Parents who lost 5 sons in war were heroes, too

The supreme sacrifice made by those honored on Memorial Day is and has always been felt by Americans at home. Many American families have endured the misfortune of losing a family member in war, and those who have not know of families that have suffered this extreme loss.

Perhaps the greatest such recorded tragedy befell a family in Waterloo, Iowa, a city that shares the same name as the village in New York that observed the first Memorial Day celebration in 1866.

Thomas Sullivan, a freight conductor on the Illinois Central Railroad, and his wife, Alleta, a homemaker, and their six children were a happy, close-knit Catholic family during the years prior to World War II. Sons George, Francis, Joseph, Madison and Albert and daughter Genevieve were the pride of their parents and were popular in the Waterloo community. The brothers were inseparable and their reputation in Waterloo was that if you fought one Sullivan, you had to fight them all.

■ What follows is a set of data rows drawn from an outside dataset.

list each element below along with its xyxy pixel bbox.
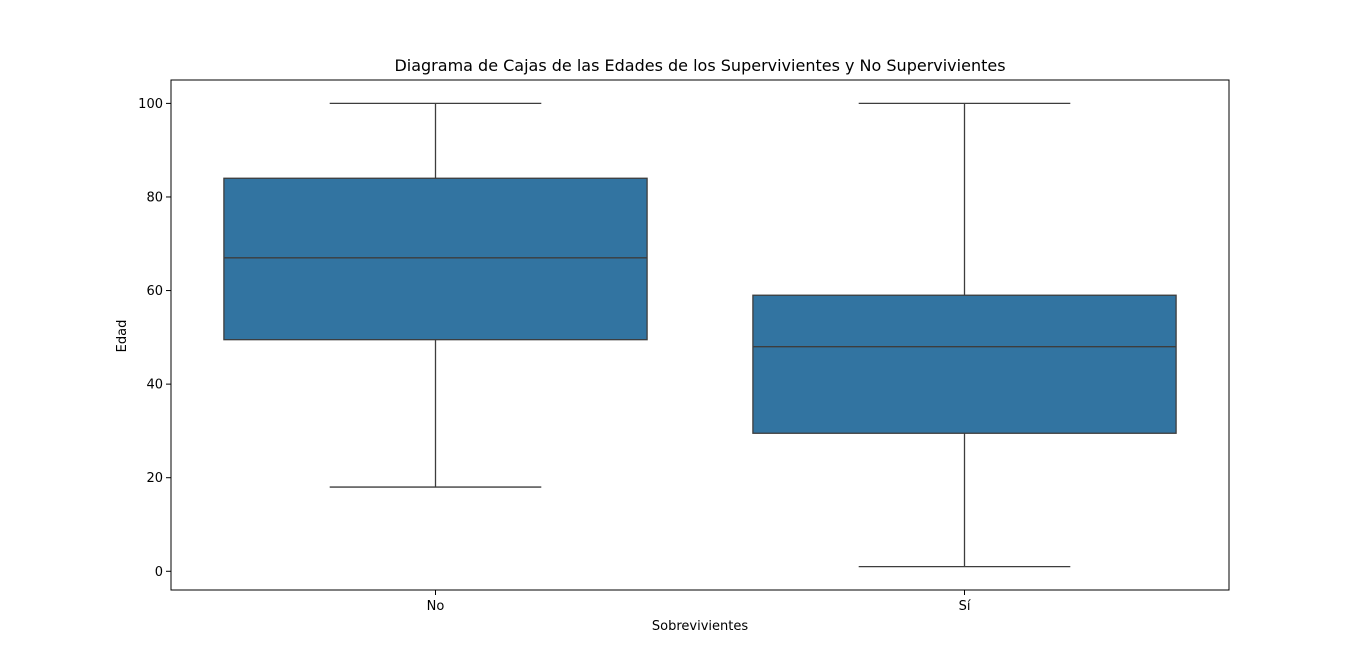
y-tick-label: 100 xyxy=(138,97,163,112)
x-tick-label: Sí xyxy=(959,599,971,614)
y-axis: 0 20 40 60 80 100 xyxy=(138,97,171,580)
x-tick-label: No xyxy=(427,599,445,614)
y-tick-label: 40 xyxy=(146,378,163,393)
iqr-box xyxy=(223,177,648,341)
box-group-0 xyxy=(223,102,648,488)
iqr-box xyxy=(752,294,1177,434)
x-axis: No Sí xyxy=(427,590,971,614)
y-tick-label: 80 xyxy=(146,190,163,205)
y-tick-label: 20 xyxy=(146,471,163,486)
y-axis-label: Edad xyxy=(115,320,130,353)
y-tick-label: 60 xyxy=(146,284,163,299)
axes-frame xyxy=(170,79,1230,591)
plot-area xyxy=(223,102,1177,568)
box-group-1 xyxy=(752,102,1177,568)
y-tick-label: 0 xyxy=(155,565,163,580)
x-axis-label: Sobrevivientes xyxy=(652,619,748,634)
chart-title: Diagrama de Cajas de las Edades de los S… xyxy=(394,56,1005,75)
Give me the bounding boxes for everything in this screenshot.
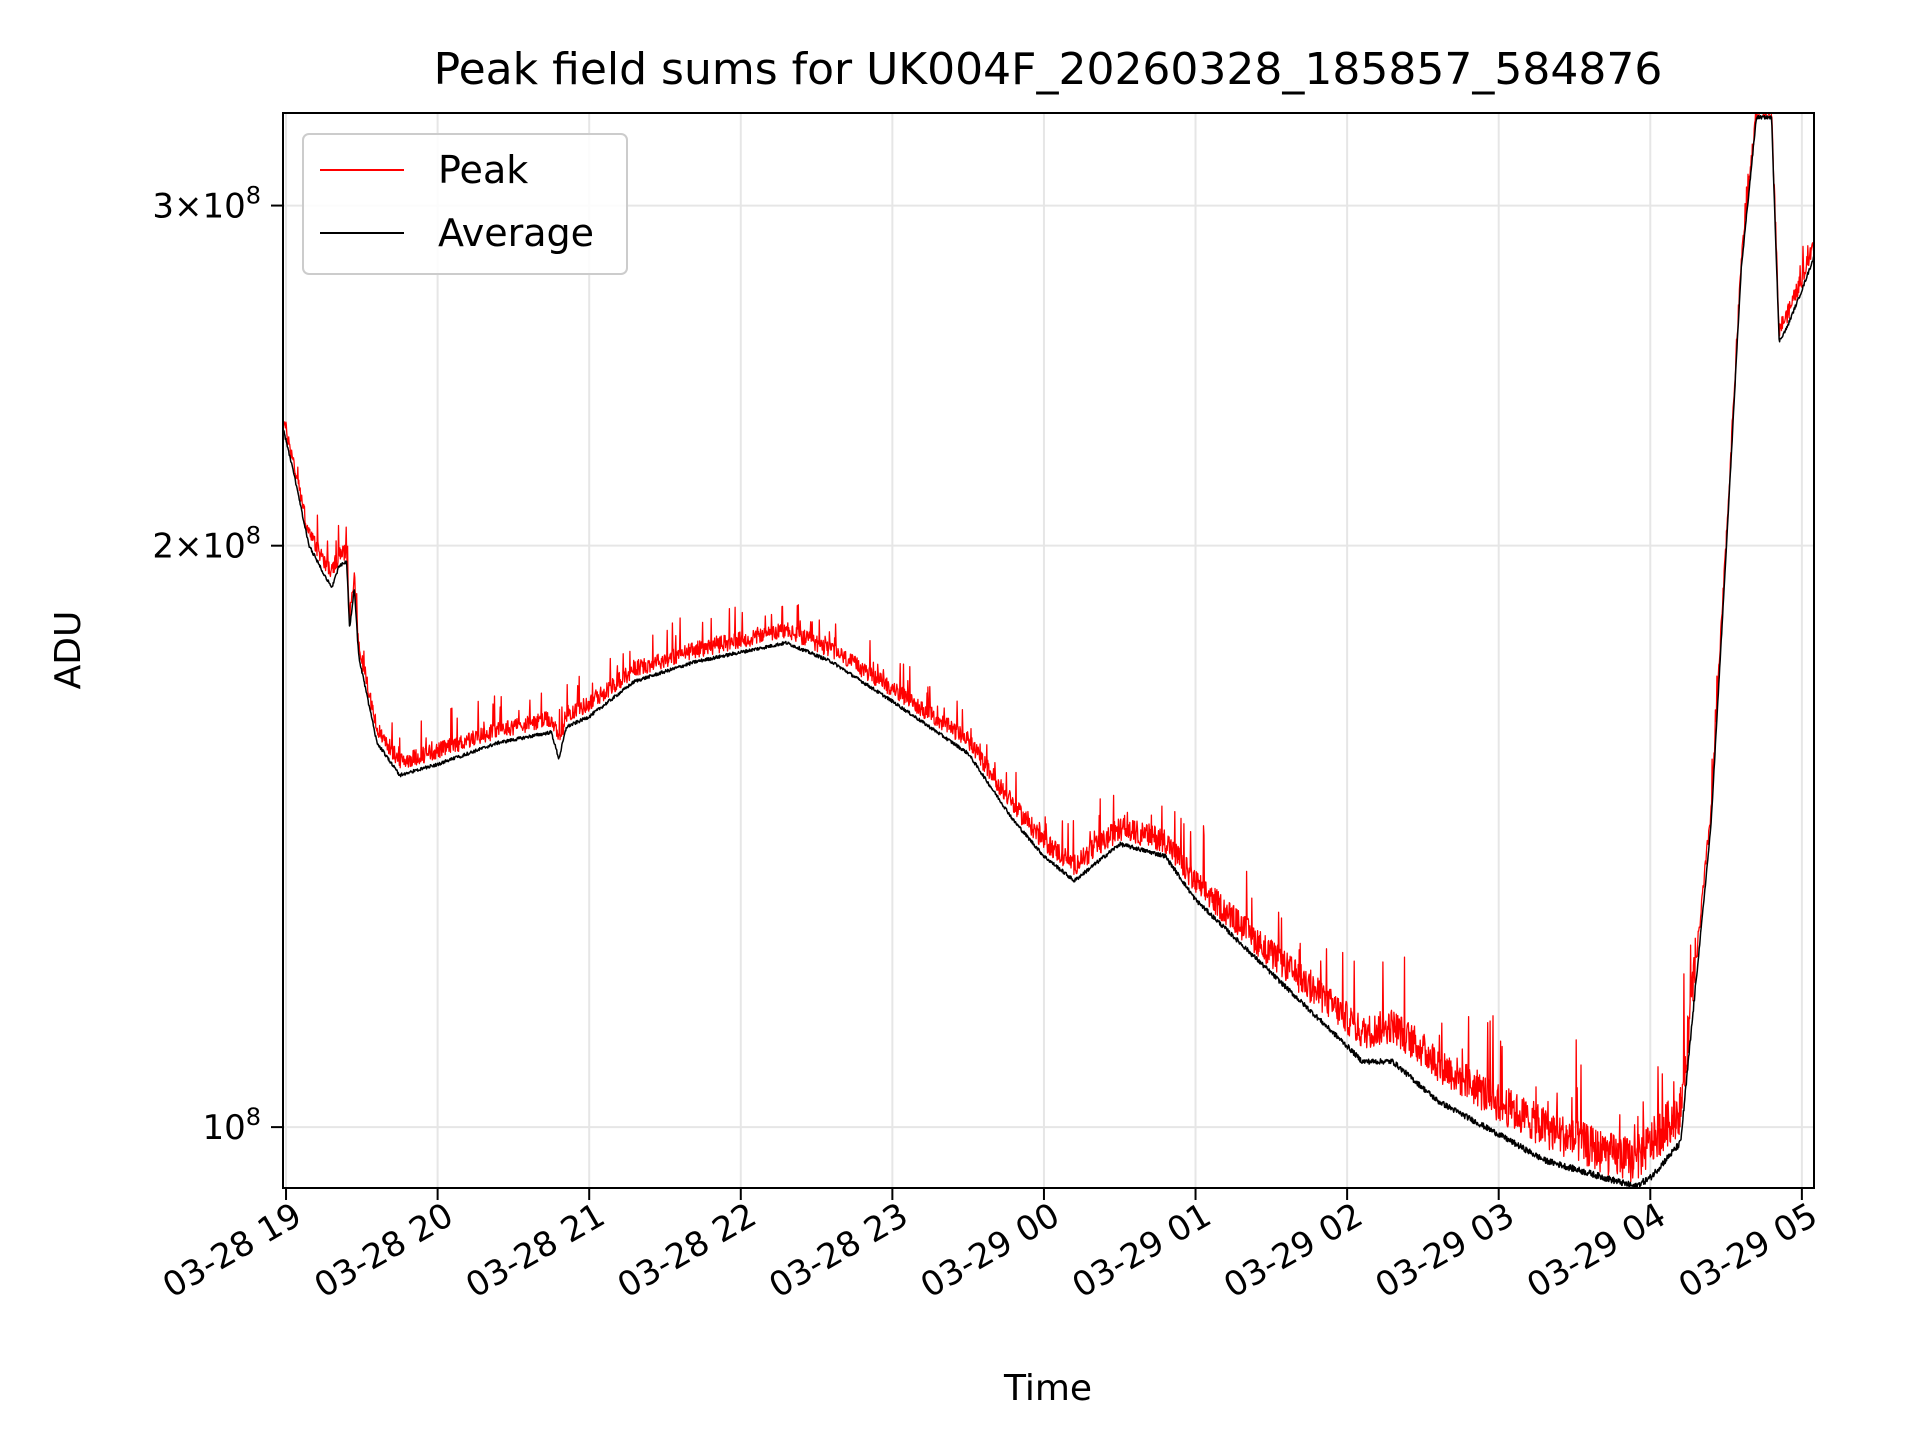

Shortly after Japanese planes bombed Pearl Harbor on Dec. 7, 1941, the Sullivan brothers marched to the local Navy recruiting office to enlist. When informed by Lt. Cmdr. Jones that he could not guarantee their demands to serve together, due to a Navy tradition that separated members of the same family during wartime, the brothers left the recruiting station.

George then wrote a letter to the Navy Department in Washington, D.C., requesting that they be allowed to stay together. The Navy granted this request in writing and the Sullivan brothers, with the Navy document in hand, returned to the recruiting office and enlisted.

The Sullivan brothers were assigned to the USS Juneau, a cruiser assigned to duty in the Pacific Theater in 1942. After the boys departed, Thomas and Alleta turned their attention to an everyday life that was quite different.

On Nov. 13, 1942, the USS Juneau and other vessels of the Pacific fleet became engaged in a sea battle with Japanese fighter and torpedo planes near Guadalcanal. The Juneau was hit by a torpedo and exploded. Some 700 men, including the five Sullivan brothers, were lost.

A few weeks later, at seven in the morning, three men in Navy uniforms called at the Sullivan home. Thomas answered the door and was greeted by the recruiter, Lt. Cmdr. Jones.

Thomas summoned the family after being informed that there was news about the boys. Jones then produced a telegram and from it read, “The Navy Department deeply regrets to inform you that your sons Albert, Francis, George, Joseph and Madison Sullivan are missing in action in the South Pacific.”

Although devastated by shock and grief, Mrs. Sullivan later recalled that the family maintained composure until the men left. Once alone, the family tried to deal with the magnitude of their loss. Then, within a half-hour after receiving the news, Thomas Sullivan, who had a record of 33 years without an absence from work, departed for the railroad.

Mrs. Sullivan gained strength from the hope that the boys might yet be alive, since they had officially been reported “missing.” Because of her unparalleled loss, she believed that she could provide inspiration and boost morale of those involved in the the war efforts at home.

Mrs. Sullivan was afforded this opportunity in February of 1943, when the Navy’s Industrial Incentive Division requested that she and her husband tour Eastern shipyards and war plants to tell about their sons and inspire war production. In June of 1943, they received official notice that their sons were dead.

When asked by the Navy for permission to do a motion picture about their sons, the Sullivans were hesitant. They finally agreed when convinced that the movie could reach more people than their speaking engagements ever could. The movie, “The Fighting Sullivans,” was released in 1944. The reaction of the U.S. War Department to this event is a theme of the 1998 movie, “Saving Private Ryan.”

The story of the Sullivan family is not just the heroism of the five brothers who refused to be separated and died together fighting for their country. It is also a story of how two parents courageously faced an unfathomable loss and assisted the American war effort in the memory of their sons.